A barrage of disappointing economic and corporate reports triggered selling on European stock markets on Thursday morning, with Britain's FTSE 100 following indices in Asia and the US lower.
Markets are also on edge about the health of economies including China, so today’s news that the country’s manufacturing slowed further in February alarmed punters. HSBC’s preliminary reading of manufacturing activity (PMI) in February measured 48.3 (below 50 signals contraction) against a final reading of 49.5 in January.
Economists said that even though the timing of China’s Lunar New Year would have distorted these figures, there was still cause for concern. ‘Today's downbeat PMI suggests that conditions in the manufacturing sector continue to deteriorate,’ commented Julian Evans-Pritchard of Capital Economics.
Expectations are much lower for the stumbling eurozone economy, but new data showing a slight slowdown weighed on stocks nonetheless. The eurozone PMI, like China an early ‘flash’ reading, came in at 52.7 for February, down from 52.9 in January. That’s a two-month low, but still means the currency bloc is experiencing its strongest run of growth since the first half of 2011.
BAE biggest loser
Britain’s FTSE 100 fell 0.6% to 6,760, roughly in line with declines across Europe. Mining shares took a hit after the Chinese factory data, but BAE Systems was by far the biggest loser of the day.
The defence contractor in part cited ‘continuing US budget pressures’ as it told shareholders earnings per share would likely fall by approximately 5% to 10% in 2014, compared to 2013.
Shares tumbled 9.1% to 396p. BAE did however raise its full-year dividend by 3% to 20.1p per share and report a 3% increase in 2013 profits. The news comes after BAE announced it had finally agreed pricing on its long-awaited deal to sell Eurofighter Typhoon jets to Saudi Arabia.
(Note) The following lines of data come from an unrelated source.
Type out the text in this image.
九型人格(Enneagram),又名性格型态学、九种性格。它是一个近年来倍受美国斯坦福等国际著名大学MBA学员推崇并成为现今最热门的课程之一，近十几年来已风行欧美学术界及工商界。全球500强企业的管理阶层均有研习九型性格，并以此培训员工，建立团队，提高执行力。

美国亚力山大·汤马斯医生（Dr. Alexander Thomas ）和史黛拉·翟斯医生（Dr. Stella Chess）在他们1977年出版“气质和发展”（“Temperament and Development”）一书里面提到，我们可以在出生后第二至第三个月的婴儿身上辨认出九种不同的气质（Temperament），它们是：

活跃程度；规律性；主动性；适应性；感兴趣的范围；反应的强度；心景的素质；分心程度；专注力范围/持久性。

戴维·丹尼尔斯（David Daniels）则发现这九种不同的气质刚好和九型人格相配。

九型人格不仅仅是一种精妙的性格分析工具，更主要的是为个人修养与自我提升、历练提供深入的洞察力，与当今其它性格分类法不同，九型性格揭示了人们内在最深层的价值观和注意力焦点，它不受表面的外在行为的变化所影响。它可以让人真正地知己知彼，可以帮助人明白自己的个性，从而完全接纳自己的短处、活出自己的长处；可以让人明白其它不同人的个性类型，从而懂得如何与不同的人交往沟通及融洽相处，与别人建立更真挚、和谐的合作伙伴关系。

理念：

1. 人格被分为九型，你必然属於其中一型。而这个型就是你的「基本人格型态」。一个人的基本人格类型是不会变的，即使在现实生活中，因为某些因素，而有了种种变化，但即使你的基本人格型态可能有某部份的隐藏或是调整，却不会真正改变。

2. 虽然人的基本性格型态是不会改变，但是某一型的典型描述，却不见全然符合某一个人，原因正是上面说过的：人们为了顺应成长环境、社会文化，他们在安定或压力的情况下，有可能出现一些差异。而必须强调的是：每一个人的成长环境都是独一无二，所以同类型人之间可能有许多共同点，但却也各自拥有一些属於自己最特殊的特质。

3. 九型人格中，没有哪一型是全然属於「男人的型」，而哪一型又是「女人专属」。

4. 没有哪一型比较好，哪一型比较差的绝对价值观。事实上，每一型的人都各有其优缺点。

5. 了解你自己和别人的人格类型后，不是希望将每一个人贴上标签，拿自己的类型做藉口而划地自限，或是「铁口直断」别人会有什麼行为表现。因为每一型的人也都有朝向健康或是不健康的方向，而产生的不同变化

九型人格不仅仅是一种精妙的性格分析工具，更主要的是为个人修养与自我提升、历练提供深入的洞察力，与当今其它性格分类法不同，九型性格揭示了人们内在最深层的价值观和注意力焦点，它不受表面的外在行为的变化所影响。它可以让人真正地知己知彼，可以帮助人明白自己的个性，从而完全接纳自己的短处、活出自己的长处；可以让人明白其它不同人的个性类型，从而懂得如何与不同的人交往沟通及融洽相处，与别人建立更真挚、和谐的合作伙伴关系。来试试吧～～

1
Analysts said the impact of BAE’s results on the stock would be short term. Writing before the market opened, Andy Chambers, an analyst at Cantor Fitzgerald, said the share would likely be under pressure despite ‘yesterday’s very positive news on Saudi’ and the support provided to the stock by ‘yield and ongoing share buy-backs’.
Rexam similarly provided a dividend and profit increases, which were offset by weak guidance for shareholders. The consumer packaging company delivered a 14% rise in its total dividend to 17.4p and a 6% rise in 2013 pre-tax profits.
However investors were irked by chief executive Graham Chipchase’s guidance: ‘In 2014, despite an uncertain macroeconomic environment and some continued cost volatility, we expect to make further progress on a constant currency basis.’ Shares fell nearly 5% to 500p.
Offsetting the bad news were gains for utility companies after British Gas owner Centrica (CNA.L) reported a small fall in profits for 2013 to £2.7 billion from £2.74 billion. Shares in the group, which have fallen nearly 19% over the past six months, rose 0.5% to 315p after a fall earlier in the week. SSE (SSE.L) shares rose 0.6%.